In the old days, we only had small molecules. Now there are gene therapies, cell therapies, antibodies, etc. In the past, we couldn’t crack difficult targets like KRAS, but we’re coming up now with molecules to address these targets. There are more targets and more ways to go after the targets. That means there are lots of things that will fall by the wayside.

What are some examples of drugs you’ve successfully commercialised in this way?

There are many I’m proud of, but I’ll mention four. The first is Zytiga at Johnson & Johnson, which is the biggest selling prostate cancer drug in the world. When I identified it for Cougar Biotechnology, it was being developed by a small British company. There were no patents, but we knew that it had dramatic effects on prostate-specific antigen levels at the end-stage. Before market exclusivity ended, it was generating annual revenue of about $4 billion.

The second is Northera for dizziness and lightheadedness in patients who have Parkinson’s. We found out that it was being successfully used in Japan to treat highly untreatable neurogenic orthostatic hypotension patients, and there was no patent. We bought the data from the company developing it, set up Chelsea Therapeutics, got it approved, and sold it to Lundbeck for about $600 million.
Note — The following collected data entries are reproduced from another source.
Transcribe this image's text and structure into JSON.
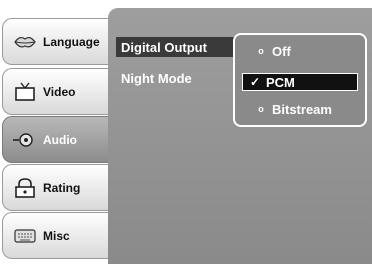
{
  "sidebar": {
    "items": [
      {
        "label": "Language",
        "icon": "lips-icon",
        "active": false
      },
      {
        "label": "Video",
        "icon": "tv-icon",
        "active": false
      },
      {
        "label": "Audio",
        "icon": "speaker-icon",
        "active": true
      },
      {
        "label": "Rating",
        "icon": "lock-icon",
        "active": false
      },
      {
        "label": "Misc",
        "icon": "keyboard-icon",
        "active": false
      }
    ]
  },
  "settings": [
    {
      "label": "Digital Output",
      "selected": true
    },
    {
      "label": "Night Mode",
      "selected": false
    }
  ],
  "popup": {
    "options": [
      {
        "label": "Off",
        "mark": "o",
        "selected": false
      },
      {
        "label": "PCM",
        "mark": "✓",
        "selected": true
      },
      {
        "label": "Bitstream",
        "mark": "o",
        "selected": false
      }
    ]
  },
  "colors": {
    "panel": "#8f8f8f",
    "selected_bg": "#111111",
    "text": "#ffffff"
  }
}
The third drug is Trisenox for acute promyelocytic leukemia, a form of leukemia that was incurable before the drug came on the market. It was being used in China and was highly effective. Then we found a researcher at Memorial Sloan Kettering Cancer Center who was already exploring it. We ultimately bought worldwide rights to the drug from the institution and completed the FDA approval process in record time, about two-and-a-half years.

Last year, Fortress’ partner company Caelum Biosciences entered a $500 million agreement with Alexion Pharmaceuticals for CAEL-101, a first-in-class monoclonal antibody to treat light chain (AL) amyloidosis. We’re excited to see that drug candidate move towards the market.